Funny how certain little descriptions can throw you. The review was excellent. But all I noted was that baffling word. I think it was youthful headline writer’s ignorance, but I don’t like being marginalised. My whole effort, since [editing] New Worlds, was to do with insisting on not being marginalised and that’s why the magazine never addressed a “knowing” science fiction (SF) readership — it always addressed the common culture. Which was a crucial difference. And probably why people say it had more effect on the general literary world than on SF. I, of course, think it had both!
[On the secrets of a few universes and other closing remarks.]
I picked up a lot of structuring habits from music. Mozart is sublime. His secret was his understanding of structure. That’s any prolific prodigy’s secret, actually. You read it once and understand it. You hear it once and can repeat it. A gift. It takes you a while to realise not everyone has that gift. You keep thinking they just have to get the trick of it right, and everyone will be able to do it! So I tried to teach people a bit about structuring as an editor on New Worlds and in stuff like Death is No Obstacle, my book about writing.
And from show business I learned that “You’d better burn from the first bar,” (Oscar Peterson) — i.e., you give it all you have from page one and you don’t stop till you get to THE END. You know you have to find the energy and keep it directed and that that’s what the audience is paying for. If they’re buying anything less, it’s a habit they’ll eventually lose.
Familiarity and snobbery are powerful factors in any literary career, but they only hamper immediate profit, if that, and much of what arouses their contempt has, instead, longevity. [Thomas Love] Peacock or [Mervyn Laurence] Peake are still in print. Marie Corelli, the best seller of her own time, rarely gets reprinted these days.
The great thing about having a career as long as mine is that you can test all these ideas! Stay on the carousel long enough and you go in and out of fashion like black leather stage costumes. I knew I could change New Worlds radically, risk dumping most of the old readership and get a larger new readership, because I’d done it twice before on Tarzan Adventures [a British magazine that reprinted the U.S. comic strips] and, with Bill Howard Baker, on Sexton Blake Library. I’d learned that familiarity is what people mourn and that something new quickly becomes familiar…

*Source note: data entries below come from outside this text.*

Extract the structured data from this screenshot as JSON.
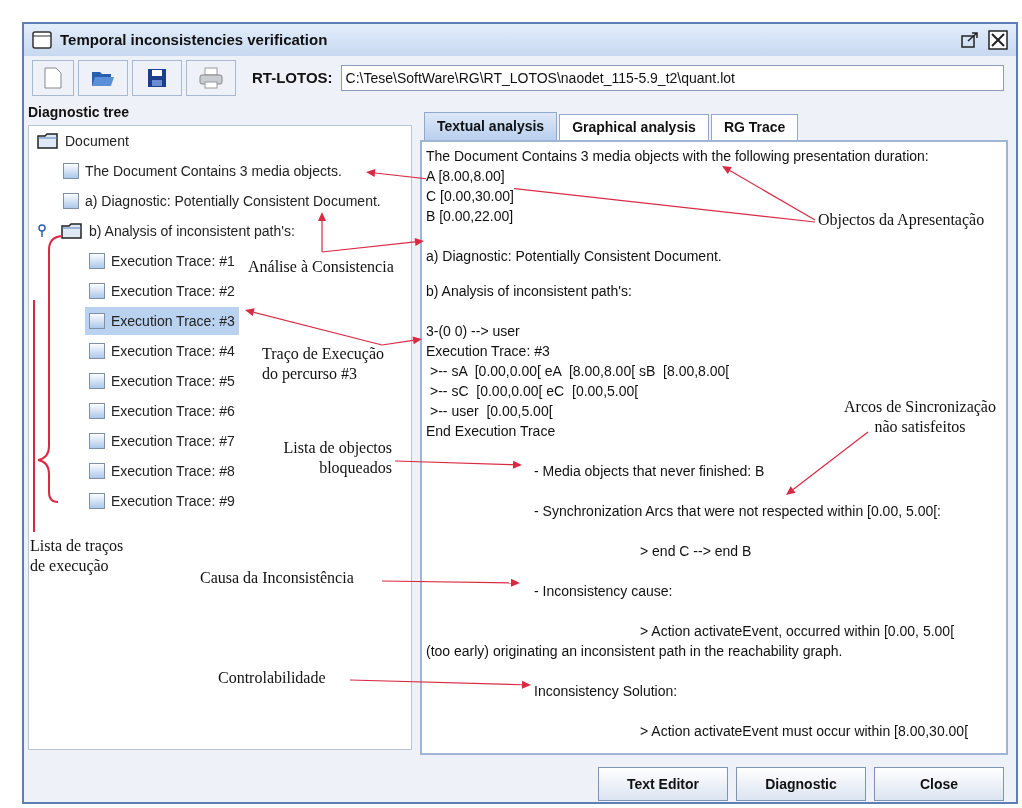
{
  "window": {
    "title": "Temporal inconsistencies verification"
  },
  "toolbar": {
    "label": "RT-LOTOS:",
    "path": "C:\\Tese\\SoftWare\\RG\\RT_LOTOS\\naodet_115-5.9_t2\\quant.lot"
  },
  "tree": {
    "title": "Diagnostic tree",
    "root": {
      "label": "Document",
      "selected": false,
      "children": [
        {
          "label": "The Document Contains 3 media objects.",
          "selected": false
        },
        {
          "label": "a) Diagnostic: Potentially Consistent Document.",
          "selected": false
        },
        {
          "label": "b) Analysis of inconsistent path's:",
          "expanded": true,
          "selected": false,
          "children": [
            {
              "label": "Execution Trace: #1",
              "selected": false
            },
            {
              "label": "Execution Trace: #2",
              "selected": false
            },
            {
              "label": "Execution Trace: #3",
              "selected": true
            },
            {
              "label": "Execution Trace: #4",
              "selected": false
            },
            {
              "label": "Execution Trace: #5",
              "selected": false
            },
            {
              "label": "Execution Trace: #6",
              "selected": false
            },
            {
              "label": "Execution Trace: #7",
              "selected": false
            },
            {
              "label": "Execution Trace: #8",
              "selected": false
            },
            {
              "label": "Execution Trace: #9",
              "selected": false
            }
          ]
        }
      ]
    }
  },
  "tabs": [
    {
      "label": "Textual analysis",
      "selected": true
    },
    {
      "label": "Graphical analysis",
      "selected": false
    },
    {
      "label": "RG Trace",
      "selected": false
    }
  ],
  "text_paragraphs": [
    [
      {
        "kind": "plain",
        "text": "The Document Contains 3 media objects with the following presentation duration:"
      },
      {
        "kind": "plain",
        "text": "A [8.00,8.00]"
      },
      {
        "kind": "plain",
        "text": "C [0.00,30.00]"
      },
      {
        "kind": "plain",
        "text": "B [0.00,22.00]"
      }
    ],
    [
      {
        "kind": "plain",
        "text": "a) Diagnostic: Potentially Consistent Document."
      }
    ],
    [
      {
        "kind": "plain",
        "text": "b) Analysis of inconsistent path's:"
      }
    ],
    [
      {
        "kind": "plain",
        "text": "3-(0 0) --> user"
      },
      {
        "kind": "plain",
        "text": "Execution Trace: #3"
      },
      {
        "kind": "step",
        "text": ">-- sA  [0.00,0.00[ eA  [8.00,8.00[ sB  [8.00,8.00["
      },
      {
        "kind": "step",
        "text": ">-- sC  [0.00,0.00[ eC  [0.00,5.00["
      },
      {
        "kind": "step",
        "text": ">-- user  [0.00,5.00["
      },
      {
        "kind": "plain",
        "text": "End Execution Trace"
      }
    ],
    [
      {
        "kind": "item",
        "text": "- Media objects that never finished: B"
      }
    ],
    [
      {
        "kind": "item",
        "text": "- Synchronization Arcs that were not respected within [0.00, 5.00[:"
      }
    ],
    [
      {
        "kind": "detail",
        "text": "> end C --> end B"
      }
    ],
    [
      {
        "kind": "item",
        "text": "- Inconsistency cause:"
      }
    ],
    [
      {
        "kind": "detail",
        "text": "> Action activateEvent, occurred within [0.00, 5.00["
      },
      {
        "kind": "plain",
        "text": "(too early) originating an inconsistent path in the reachability graph."
      }
    ],
    [
      {
        "kind": "item",
        "text": "Inconsistency Solution:"
      }
    ],
    [
      {
        "kind": "detail",
        "text": "> Action activateEvent must occur within [8.00,30.00["
      }
    ]
  ],
  "buttons": [
    "Text Editor",
    "Diagnostic",
    "Close"
  ],
  "annotations": [
    {
      "lines": [
        "Objectos da Apresentação"
      ]
    },
    {
      "lines": [
        "Análise à Consistencia"
      ]
    },
    {
      "lines": [
        "Traço de Execução",
        "do percurso #3"
      ]
    },
    {
      "lines": [
        "Lista de objectos",
        "bloqueados"
      ]
    },
    {
      "lines": [
        "Arcos de Sincronização",
        "não satisfeitos"
      ]
    },
    {
      "lines": [
        "Causa da Inconsistência"
      ]
    },
    {
      "lines": [
        "Controlabilidade"
      ]
    },
    {
      "lines": [
        "Lista de traços",
        "de execução"
      ]
    }
  ]
}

Comic vision. Americans are taught not to trust themselves in strange ways — lots of self-esteem but little self-trust sometimes — and that means sometimes they don’t know if they should laugh. Once they know its okay, they laugh.
One point I’ve made recently is that while the American political system may be even more of a laughing stock than usual, America is not a laughing stock and neither are Americans. This is because the world can see America making the best jokes about itself. Which shows a very healthy population and a very sick governing system.
I’ve given this example many times — people at their best are brave and smart. They are rarely given a chance to be at their best because, happily, crisis doesn’t strike most of them. But put them in Oklahoma City or the Battle of Britain, and then you see nobility at every turn. I’ve witnessed people at their very best so I know the best is there. I try to play to that best. If an interested reader doesn’t know something, but you have earned their authority by giving them a good read, they will probably look it up. Your respect for the reader expects an ongoing relationship, a constant dialogue to which all contribute. In this respect, I find the Internet a familiar place.